28 de outubro. Dia do Servidor público.

Cada ano que passa os servidores públicos tem menos motivos para comemorarem a sua data. O que se vê atualmente Brasil afora é um massacre a esse grupo considerável de pessoas que se dedicam a atender a sociedade junto aos órgãos e entidades públicas.

São muitos direitos básicos que estão sucumbindo frente a problemas que não foram gerados por eles. Hoje, temos funcionários públicos com salários atrasados, recebendo parcelados e outros nem recebendo. Todos vitimados por gerações de má gestão de alguns governantes, que tem mais preocupações próprias do que com a coletividade. Exemplo claro disso é o Estado do Rio de Janeiro, onde os servidores enfrentam situações de necessidade para viver enquanto seus principais nomes políticos se esbaldam em luxuosos bens e aos poucos vão enchendo as penitenciárias cariocas.

No Rio Grande do Sul, o que nós vimos são salários atrasados dos servidores estaduais e muitas manifestações em busca dos seus direitos, em virtude da famosa “crise” que parece interminável. Além disso vemos que, tanto na esfera estadual como federal, existentes propostas que buscam congelar os salários dos servidores. É um absurdo, até porque a inflação não congela!
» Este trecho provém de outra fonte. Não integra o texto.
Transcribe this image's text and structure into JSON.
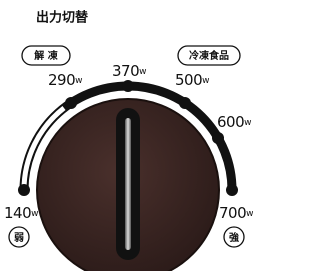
{
  "title": "出力切替",
  "presets": [
    {
      "label": "解 凍"
    },
    {
      "label": "冷凍食品"
    }
  ],
  "settings": [
    {
      "label": "140",
      "unit": "w"
    },
    {
      "label": "290",
      "unit": "w"
    },
    {
      "label": "370",
      "unit": "w"
    },
    {
      "label": "500",
      "unit": "w"
    },
    {
      "label": "600",
      "unit": "w"
    },
    {
      "label": "700",
      "unit": "w"
    }
  ],
  "ends": {
    "low": "弱",
    "high": "強"
  }
}
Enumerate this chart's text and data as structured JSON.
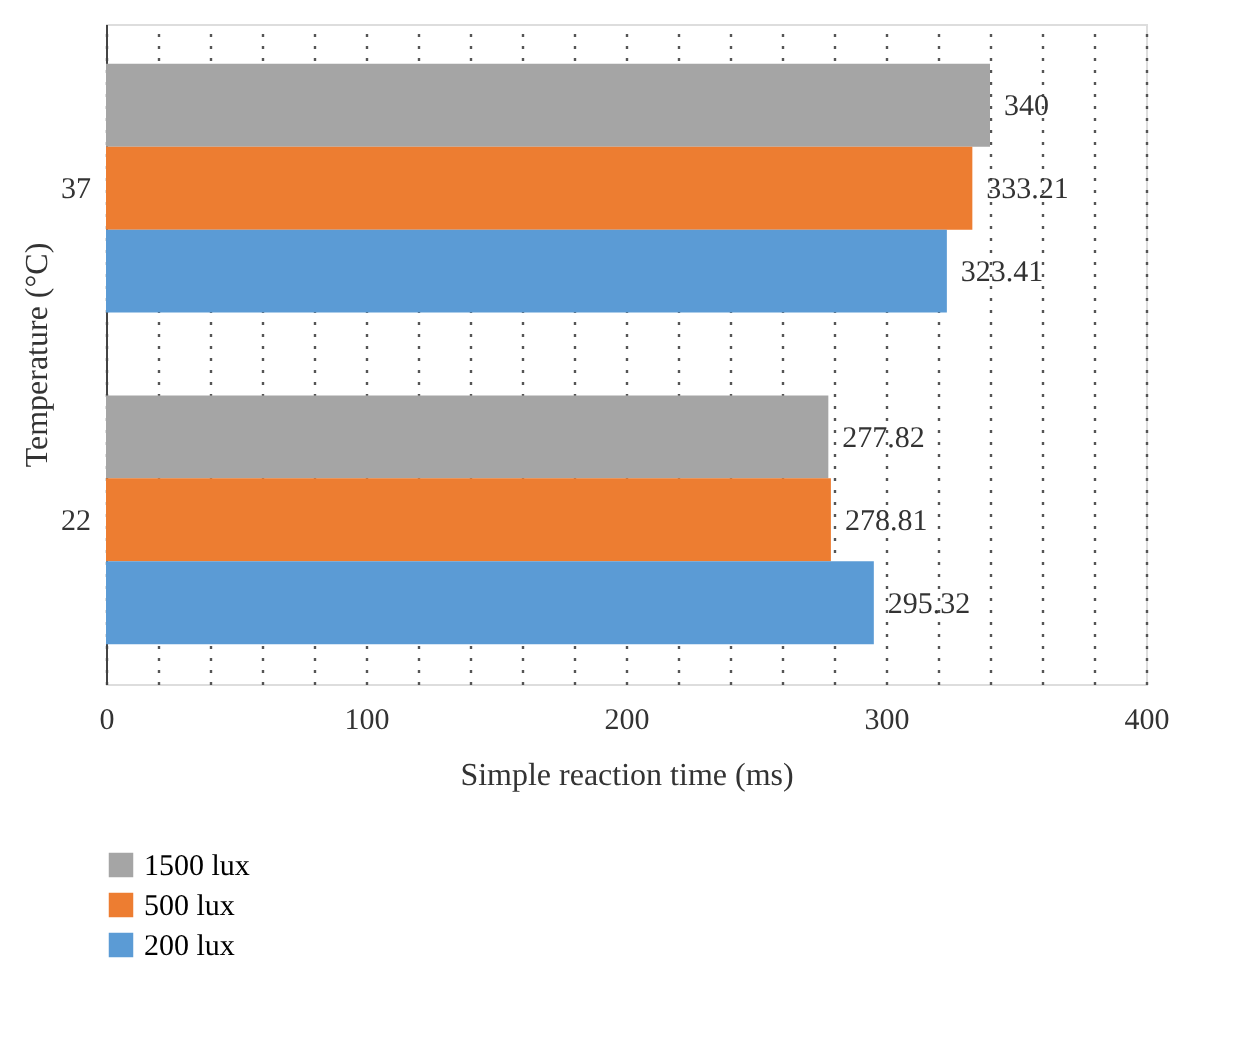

O que não podemos admitir é que culpem os servidores públicos pelos problemas dos Municípios, dos Estados e do Brasil.

No atual cenário, quando uma pessoa vai fazer um concurso público ela já deve estar preparada para ser um “candidato a manifestante”, pois a situação vem piorando ano após ano.

Pesquisas apontam que os salários dos servidores públicos, em média são superiores aos da iniciativa privada. Friso aqui que os servidores não têm o Fundo de Garantia por Tempo de Serviço (FGTS) como a maioria dos trabalhadores da iniciativa privada, ou seja, recebem o salário e só. O único benefício que o servidor público ainda tem é a estabilidade, a qual também já está ameaçada pelo Projeto de Lei n° 116/2017. É um projeto que preocupa os servidores, principalmente no que tange a avaliação que se propõe sobre a eficiência do servidor. Na teoria o projeto é um grande feito, pela visão da sociedade em geral. Para entender melhor o tema, o projeto prevê que o servidor, mesmo após adquirir a estabilidade, continue sendo avaliado anualmente por uma comissão. Seria perfeito, né? Porém, os órgãos públicos possuem muita influência política e a forma como essa comissão avaliará os servidores deixa-os preocupados. Será que serei avaliado pelo meu desempenho ou pela minha preferência política? O que percebemos aqui é uma possibilidade de injustiças.

Outra queixa dos servidores públicos é a questão do tratamento que pequena parcela da população tem sobre eles, ou seja, o mau tratamento. Muitas vezes a pessoa não teve um bom dia e vai e desconta no primeiro que vê na frente, e as vezes esse “primeiro” é um servidor público. Xingam, desacatam, humilham... Em outras oportunidades as pessoas já vão preparadas para maltratar o servidor só por que tem diferenças ideológicas. Nós vimos muito disso, principalmente na esfera municipal. Ressalvo casos em que o maltrato é reciproco. Aí não tem desculpa. É uma pena, mas, infelizmente, faz parte da nossa sociedade.

Após demonstrar alguns sentimentos que fazem parte da vida dos servidores públicos, resta-me parabenizar a todos eles pelo seu dia. É uma vida árdua, de pouco reconhecimento, mas que é gratificante, pois através do nosso trabalho estamos contribuindo para uma sociedade um pouco melhor.